During the third Christmastide of their marriage, Richard Davison came to visit at the Bartlett home. He was the youngest of Alexandra Davison Bartlett’s three brothers, and the family’s black sheep, but he and Alexandra had always been each other’s favorite. While his brothers pursued careers in New York state politics, Richard left home and roamed widely, mostly in the Southland, and tried his hand at different occupations, but he rarely let three months pass without a letter to his sister. He had been a canal boatman, a stagecoach driver, a town marshal, a river port manager. There were rumors, however, of darker undertakings. Of manhunting for bounty in the Carolinas. Of a fatal street fight in Savannah. Of making off with a man’s wife in Mississippi. Of partnership in a Cincinnati bawdy house. Mrs Bartlett’s veneration of her brother withstood all such gossip, and she would brook no aspersions toward him in her house. Six years earlier in Boston, Richard Davison had formed the Trade Wind Company to import commodities from Mexico and the Caribbean, and Mrs Bartlett took great satisfaction in informing her family of the firm’s growing success.

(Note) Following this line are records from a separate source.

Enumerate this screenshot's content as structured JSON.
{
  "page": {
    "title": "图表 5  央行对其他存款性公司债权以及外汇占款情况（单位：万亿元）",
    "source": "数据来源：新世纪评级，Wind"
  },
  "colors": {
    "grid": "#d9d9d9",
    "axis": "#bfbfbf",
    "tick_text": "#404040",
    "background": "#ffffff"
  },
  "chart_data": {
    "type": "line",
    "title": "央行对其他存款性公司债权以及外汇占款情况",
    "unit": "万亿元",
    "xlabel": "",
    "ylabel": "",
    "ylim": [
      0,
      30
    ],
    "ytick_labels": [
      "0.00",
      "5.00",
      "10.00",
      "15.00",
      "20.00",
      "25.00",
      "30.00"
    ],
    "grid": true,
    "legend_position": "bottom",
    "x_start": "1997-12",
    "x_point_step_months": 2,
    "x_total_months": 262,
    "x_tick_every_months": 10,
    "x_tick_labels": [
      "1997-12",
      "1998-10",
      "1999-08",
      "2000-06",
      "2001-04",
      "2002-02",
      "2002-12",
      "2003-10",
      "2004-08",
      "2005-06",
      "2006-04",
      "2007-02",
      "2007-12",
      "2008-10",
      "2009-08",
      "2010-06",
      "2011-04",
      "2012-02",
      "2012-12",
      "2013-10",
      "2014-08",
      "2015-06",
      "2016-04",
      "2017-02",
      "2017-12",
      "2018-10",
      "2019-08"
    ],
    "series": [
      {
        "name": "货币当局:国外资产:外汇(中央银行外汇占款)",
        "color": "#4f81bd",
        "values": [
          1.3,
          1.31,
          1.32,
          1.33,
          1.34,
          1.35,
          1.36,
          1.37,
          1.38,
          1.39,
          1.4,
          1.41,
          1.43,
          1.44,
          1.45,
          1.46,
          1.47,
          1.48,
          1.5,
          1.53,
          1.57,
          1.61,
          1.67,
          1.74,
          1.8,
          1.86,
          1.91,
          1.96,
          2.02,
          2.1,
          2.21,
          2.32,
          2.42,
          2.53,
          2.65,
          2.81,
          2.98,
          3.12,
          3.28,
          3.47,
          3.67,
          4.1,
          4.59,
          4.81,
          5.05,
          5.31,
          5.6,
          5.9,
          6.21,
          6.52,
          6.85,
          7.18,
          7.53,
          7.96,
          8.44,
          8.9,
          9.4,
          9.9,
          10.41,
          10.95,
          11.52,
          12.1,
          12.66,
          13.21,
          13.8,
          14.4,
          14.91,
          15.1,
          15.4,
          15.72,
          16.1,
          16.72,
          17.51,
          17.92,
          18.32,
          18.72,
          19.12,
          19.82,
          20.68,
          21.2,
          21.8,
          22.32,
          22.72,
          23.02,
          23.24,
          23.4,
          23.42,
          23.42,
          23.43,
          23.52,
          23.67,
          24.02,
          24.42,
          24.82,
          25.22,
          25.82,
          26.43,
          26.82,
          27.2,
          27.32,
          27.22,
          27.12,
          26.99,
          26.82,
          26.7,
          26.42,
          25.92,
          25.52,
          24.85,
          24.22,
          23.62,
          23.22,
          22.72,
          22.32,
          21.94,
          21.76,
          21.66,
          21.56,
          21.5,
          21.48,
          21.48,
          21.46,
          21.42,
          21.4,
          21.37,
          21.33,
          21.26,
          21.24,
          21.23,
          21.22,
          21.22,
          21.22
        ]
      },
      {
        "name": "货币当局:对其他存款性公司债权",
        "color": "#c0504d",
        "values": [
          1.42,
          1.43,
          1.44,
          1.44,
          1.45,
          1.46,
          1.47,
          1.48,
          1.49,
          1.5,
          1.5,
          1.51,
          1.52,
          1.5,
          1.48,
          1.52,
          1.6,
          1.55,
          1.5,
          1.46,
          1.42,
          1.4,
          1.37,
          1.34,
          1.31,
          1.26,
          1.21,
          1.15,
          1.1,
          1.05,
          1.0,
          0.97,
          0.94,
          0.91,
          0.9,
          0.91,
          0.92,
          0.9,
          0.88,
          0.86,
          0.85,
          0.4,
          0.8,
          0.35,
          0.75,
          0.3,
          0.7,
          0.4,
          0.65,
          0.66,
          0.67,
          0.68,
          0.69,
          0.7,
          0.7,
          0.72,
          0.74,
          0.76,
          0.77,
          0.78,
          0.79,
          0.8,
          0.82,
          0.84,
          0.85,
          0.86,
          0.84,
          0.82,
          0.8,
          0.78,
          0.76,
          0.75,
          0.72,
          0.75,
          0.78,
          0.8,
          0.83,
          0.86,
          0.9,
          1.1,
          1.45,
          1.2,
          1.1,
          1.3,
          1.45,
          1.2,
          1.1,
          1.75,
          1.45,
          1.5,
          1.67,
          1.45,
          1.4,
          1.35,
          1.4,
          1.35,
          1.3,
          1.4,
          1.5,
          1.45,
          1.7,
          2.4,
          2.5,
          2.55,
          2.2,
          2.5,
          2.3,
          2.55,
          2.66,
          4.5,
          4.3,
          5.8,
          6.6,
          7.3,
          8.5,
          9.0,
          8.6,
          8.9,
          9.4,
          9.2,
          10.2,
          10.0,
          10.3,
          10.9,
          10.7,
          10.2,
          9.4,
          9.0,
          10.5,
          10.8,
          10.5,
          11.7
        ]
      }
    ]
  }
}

He had visited Concord only once before, in the summer when Elizabeth Anne was six years old, but she had not forgotten his fierce red beard and bright blue eyes, his stubby remnant of a ring finger which he told her had been bitten off by a mermaid. She called him Uncle Redbeard. He had carried her piggyback along the riverbank and made her laugh with his funny stories and vernacular mode of speech that contrasted so bluntly with the formal idiom of the Bartletts.

Alexandra Bartlett had not seen her brother since a Boston trip she’d made some years before, and she was overjoyed to have him under her roof, if for only three days. He was of medium height and sinewy build, his red beard closecropped and shot with gray, his eyes in permanent pinch from years in the sun. His handshake felt to John Roger like a clasp of dry leather. Though Richard’s pleasure in his sister’s company was apparent, he was reserved with the Bartlett men at the supper table, who in turn were tentative toward him. But he doted on Elizabeth Anne and took an easy liking to John Roger.